Enis and Hopkins conducted experiments involving English and 36 other languages, comprising 15 high-resource, 17 low-resource, and 4 very low-resource languages. Each language underwent evaluation in both the eng->xxx and xxx->eng directions. 

Their findings revealed Claude’s superiority over strong baselines such as NLLB and Google Translate in 25% of the evaluated languages. However, they noted a performance difference when translating into and out of English with Claude demonstrating better translation ability when translating into English rather than out of English. Claude “still struggles with out-of-English translation,” they noted.

This indicates that supervised baselines still have an advantage over LLMs when English is not the target language of the translation task, according to the researchers.

“Although LLMs may achieve state-of-the-art results in certain translation directions, the cost, time, and energy use of computational inference limits their applicability as translators”.

Promise as Low-Resource Translator

Moreover, Claude exhibited “remarkable resource efficiency” — i.e., the extent to which the performance of a multilingual translation engine depends on the resource level (e.g. high, low, very low) of the language pair — when translating into English.

They noted that “Claude may be the first LLM to demonstrate resource efficiency” in MT, showcasing “particular promise as a low-resource translator,” compared to strong NMT baselines.

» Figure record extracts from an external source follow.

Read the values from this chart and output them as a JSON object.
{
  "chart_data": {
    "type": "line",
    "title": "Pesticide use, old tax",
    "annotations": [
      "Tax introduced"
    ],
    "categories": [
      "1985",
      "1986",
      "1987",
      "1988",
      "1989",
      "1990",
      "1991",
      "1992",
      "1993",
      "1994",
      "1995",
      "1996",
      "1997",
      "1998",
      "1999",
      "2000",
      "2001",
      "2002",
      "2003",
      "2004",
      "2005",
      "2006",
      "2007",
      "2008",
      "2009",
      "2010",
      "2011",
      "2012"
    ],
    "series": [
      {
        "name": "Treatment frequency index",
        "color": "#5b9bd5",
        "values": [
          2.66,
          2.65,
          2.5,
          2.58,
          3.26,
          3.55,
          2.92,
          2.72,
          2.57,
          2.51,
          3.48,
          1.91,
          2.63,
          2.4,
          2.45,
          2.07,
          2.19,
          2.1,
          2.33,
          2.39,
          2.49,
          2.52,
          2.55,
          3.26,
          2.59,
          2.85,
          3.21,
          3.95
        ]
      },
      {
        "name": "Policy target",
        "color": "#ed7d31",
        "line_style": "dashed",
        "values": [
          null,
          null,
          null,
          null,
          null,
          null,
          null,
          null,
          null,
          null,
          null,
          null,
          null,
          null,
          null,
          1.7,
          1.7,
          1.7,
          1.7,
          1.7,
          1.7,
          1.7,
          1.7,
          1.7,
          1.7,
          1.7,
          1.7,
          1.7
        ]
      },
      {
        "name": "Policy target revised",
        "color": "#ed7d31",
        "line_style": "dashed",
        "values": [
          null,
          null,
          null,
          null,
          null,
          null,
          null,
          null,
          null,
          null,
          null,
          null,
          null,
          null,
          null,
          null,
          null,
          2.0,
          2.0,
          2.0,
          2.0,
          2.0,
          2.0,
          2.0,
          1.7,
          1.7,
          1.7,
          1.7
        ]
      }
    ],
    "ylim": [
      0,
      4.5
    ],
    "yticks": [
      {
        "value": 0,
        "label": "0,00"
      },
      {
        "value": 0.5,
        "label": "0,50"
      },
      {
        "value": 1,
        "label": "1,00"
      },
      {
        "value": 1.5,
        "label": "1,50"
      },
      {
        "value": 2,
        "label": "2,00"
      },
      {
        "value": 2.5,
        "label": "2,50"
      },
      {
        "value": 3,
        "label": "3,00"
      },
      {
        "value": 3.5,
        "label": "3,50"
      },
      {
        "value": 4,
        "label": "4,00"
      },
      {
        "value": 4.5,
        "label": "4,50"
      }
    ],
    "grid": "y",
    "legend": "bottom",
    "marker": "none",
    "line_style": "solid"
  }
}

Enis and Hopkins benchmarked Claude’s performance against various datasets, including FLORES-200 and newly created ones, which are “verifiably unseen” by Claude. The researchers found signs of data contamination on the FLORES-200 dataset in both translation directions, underscoring “the importance of developing a machine translation benchmark for LLMs with unseen source and target sentences.”

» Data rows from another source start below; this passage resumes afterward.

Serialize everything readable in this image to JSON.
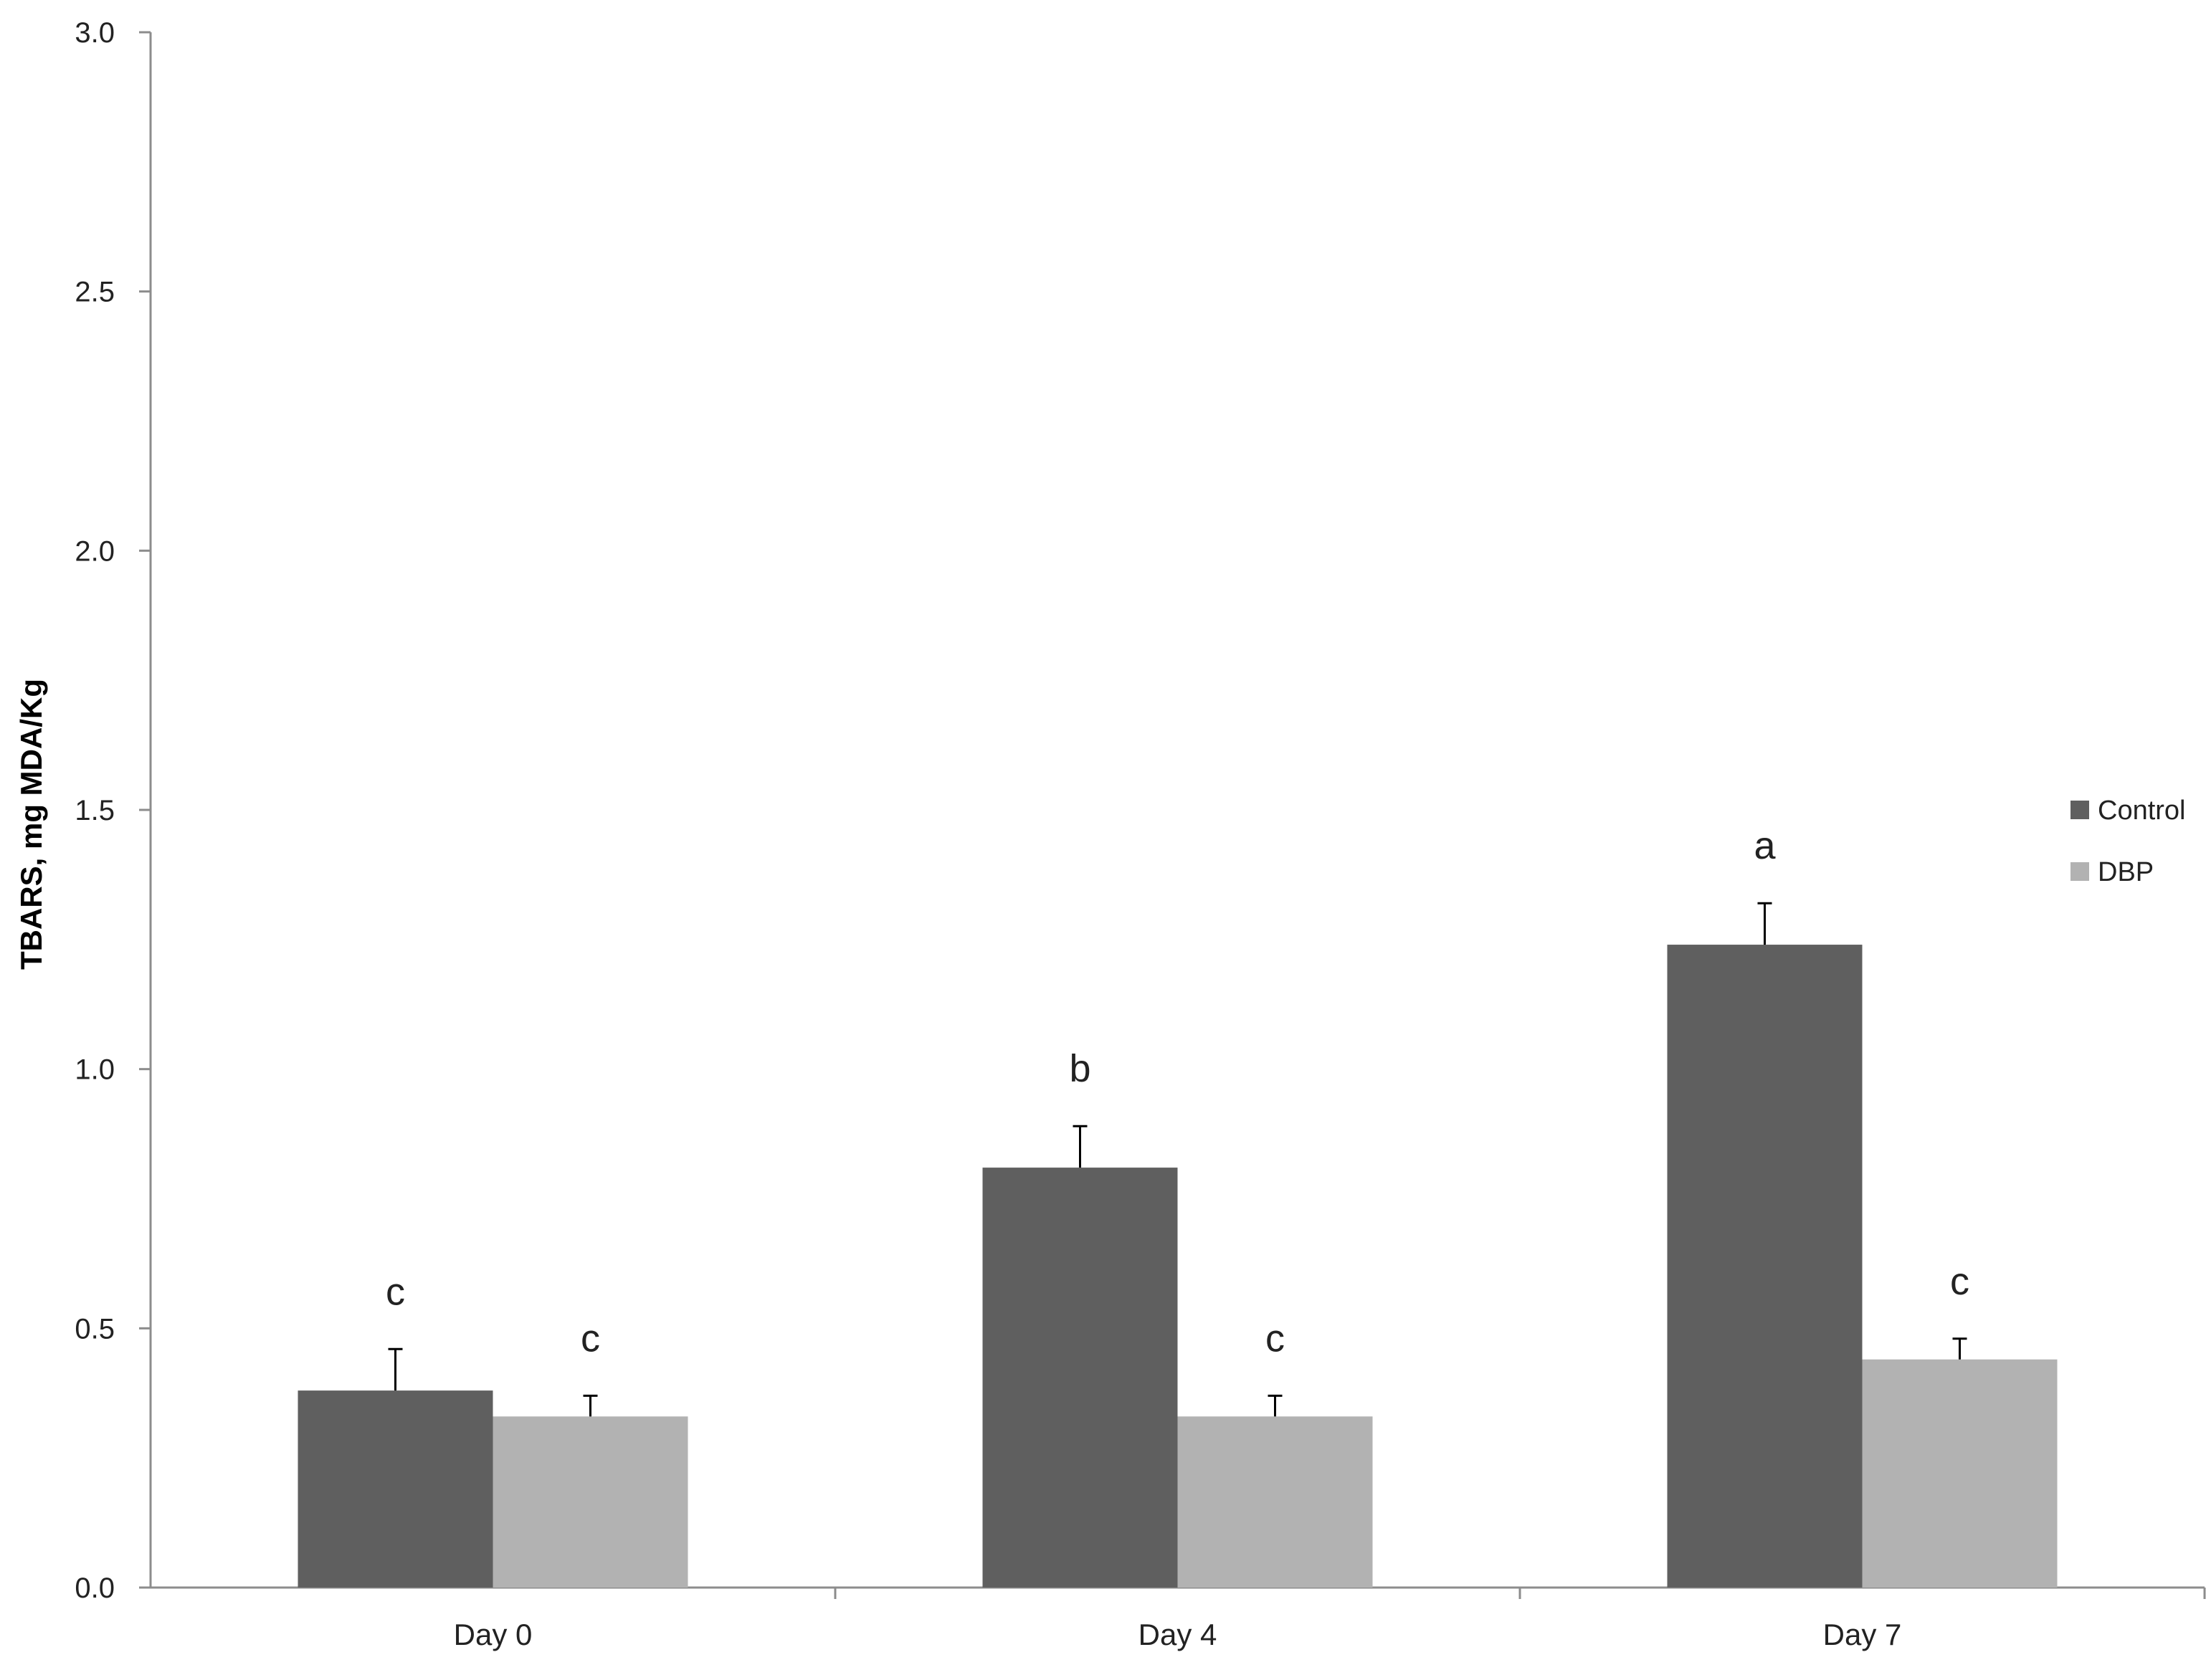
{
  "chart_data": {
    "type": "bar",
    "title": "",
    "xlabel": "",
    "ylabel": "TBARS, mg MDA/Kg",
    "ylim": [
      0,
      3.0
    ],
    "yticks": [
      "0.0",
      "0.5",
      "1.0",
      "1.5",
      "2.0",
      "2.5",
      "3.0"
    ],
    "grid": false,
    "legend_position": "right",
    "categories": [
      "Day 0",
      "Day 4",
      "Day 7"
    ],
    "series": [
      {
        "name": "Control",
        "color": "#5f5f5f",
        "values": [
          0.38,
          0.81,
          1.24
        ],
        "errors": [
          0.08,
          0.08,
          0.08
        ],
        "letters": [
          "c",
          "b",
          "a"
        ]
      },
      {
        "name": "DBP",
        "color": "#b2b2b2",
        "values": [
          0.33,
          0.33,
          0.44
        ],
        "errors": [
          0.04,
          0.04,
          0.04
        ],
        "letters": [
          "c",
          "c",
          "c"
        ]
      }
    ]
  }
}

Future Era of LLM-Powered Machine Translation

Despite the promising findings, Enis and Hopkins highlighted the limitations posed by the costs and inference time of LLMs, hindering their broader applicability in MT tasks. “Although LLMs may achieve state-of-the-art results in certain translation directions, the cost, time, and energy use of computational inference limits their applicability as translators,” they said.

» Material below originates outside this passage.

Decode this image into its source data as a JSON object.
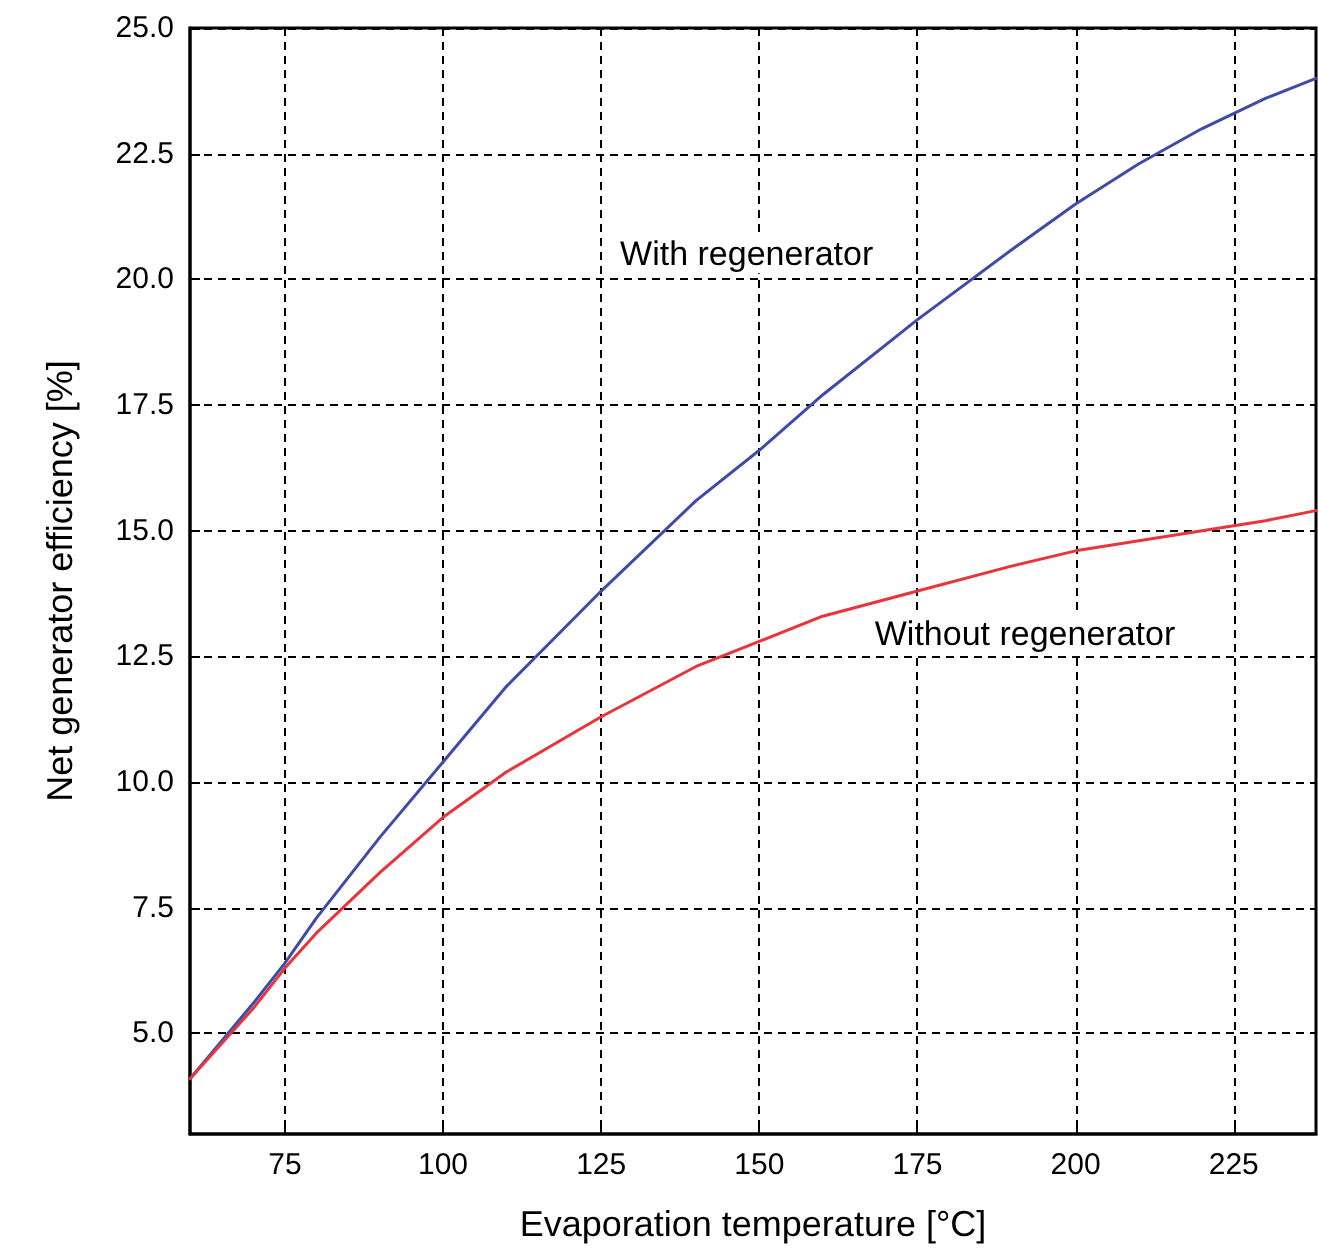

To address this challenge, they explored a technique called knowledge distillation, which involves transferring the knowledge and expertise of a complex model (a teacher model) into a smaller one (a student model) and proposed that translation abilities of LLMs — Claude in that case — can be leveraged to advance the state-of-the-art in traditional neural machine translation (NMT). 

Enis and Hopkins generated a Yoruba-English parallel corpus for knowledge distillation by translating sentences and documents using Claude 3 Opus. The synthetic data produced was used to train smaller models. These models exhibited performance on par with or surpassing strong baselines like NLLB-54B and Google Translate.

Enis and Hopkins suggested that distillation techniques could be applied productively to LLMs to create compact NMT models that surpass the current state-of-the-art. They also believe that further refinements and optimizations of these methods could result in even better performance. Moreover, their approach can be applied to many more language pairs, whether currently supported by translation systems or not.

Concluding, they emphasized that their findings “point toward a future era of LLM-powered machine translation.”